And yet Swing, SWT, Qt and similar desktop UI frameworks have one major problem compared to web apps: they
require you to install special software on your client machine.
As we have all learned during the internet era, this can be
a big problem. Today’s users have lots of different kinds of
applications that they use and installing all of them (and especially maintaining them) will become a burden for your IT
department.
Browser plugins like Java’s Applet/Java WebStart support
(and Swing or JavaFX) and Flash are the traditional work­
arounds to avoid installing software locally for workstations.
But famous security holes in these, especially with outdated
software, may become a huge problem and your IT department will nowadays most likely be against installing any kind
of third party browser plugins. For them it is much easier
www.JAXenter.com | April 2015
to just maintain one browser application. This is one of the
fundamental reasons why pure web apps are now conquering
even the most complex application domains.
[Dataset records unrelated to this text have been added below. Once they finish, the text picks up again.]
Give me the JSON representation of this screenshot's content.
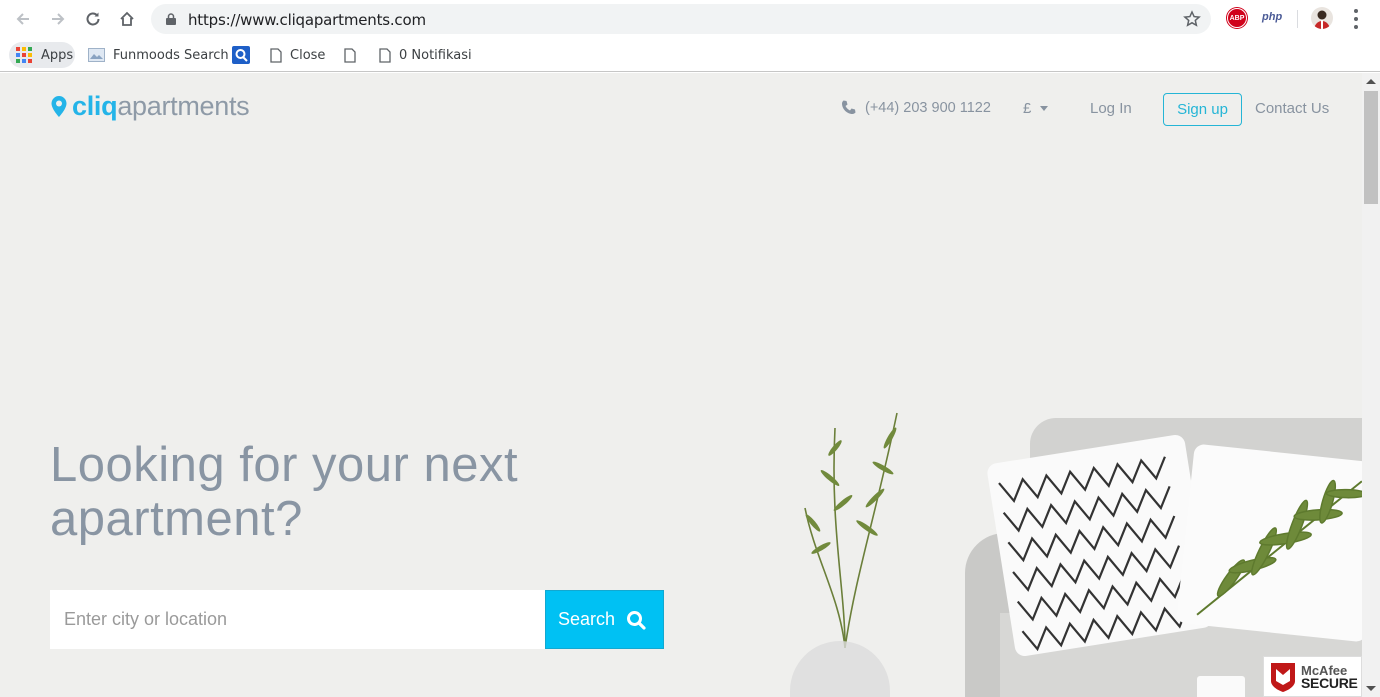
{
  "browser": {
    "url": "https://www.cliqapartments.com",
    "extensions": {
      "abp": "ABP",
      "php": "php"
    }
  },
  "bookmarks": {
    "apps": "Apps",
    "items": [
      "Funmoods Search",
      "Close",
      "",
      "0 Notifikasi"
    ]
  },
  "header": {
    "logo_part1": "cliq",
    "logo_part2": "apartments",
    "phone": "(+44) 203 900 1122",
    "currency": "£",
    "login": "Log In",
    "signup": "Sign up",
    "contact": "Contact Us"
  },
  "hero": {
    "headline_line1": "Looking for your next",
    "headline_line2": "apartment?",
    "search_placeholder": "Enter city or location",
    "search_button": "Search"
  },
  "badge": {
    "line1": "McAfee",
    "line2": "SECURE"
  },
  "colors": {
    "accent": "#00c1f3",
    "logo_blue": "#24b4e8",
    "text_gray": "#8995a3"
  }
}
Welcome to the wonderful world of web apps
Even for experienced desktop developers it may be a huge
jump from the desktop world to web development. Developing web applications is much trickier than developing basic
desktop apps. There are lots of things that make things complicated, such as client-server communication, the markup
language and CSS used for display, new programming languages for the client side and client-server communication in
many different forms (basic HTTP, Ajax style requests, long
polling, WebSockets etc.). The fact is that, even with the most
modern web app frameworks, web development is not as easy
as building desktop apps.
Vaadin Framework is probably the closest thing to the
component based Swing UI development in the mainstream
web app world. Vaadin is a component based UI library that
tries to make web development as easy as traditional desktop development, maximizing developers' productivity and
the quality of the produced end user experience. In a Vaadin
application the actual UI logic, written by you, lives in the
server’s JVM. Instead of browser plugins, Vaadin has a builtin “thin client” that renders the UI efficiently in browsers. The
highly optimized communication channel sends only the stuff
that is really visible on the user’s screen to the client. Once the
initial rendering has been done, only deltas, in both ways, are
transferred between the client and the server.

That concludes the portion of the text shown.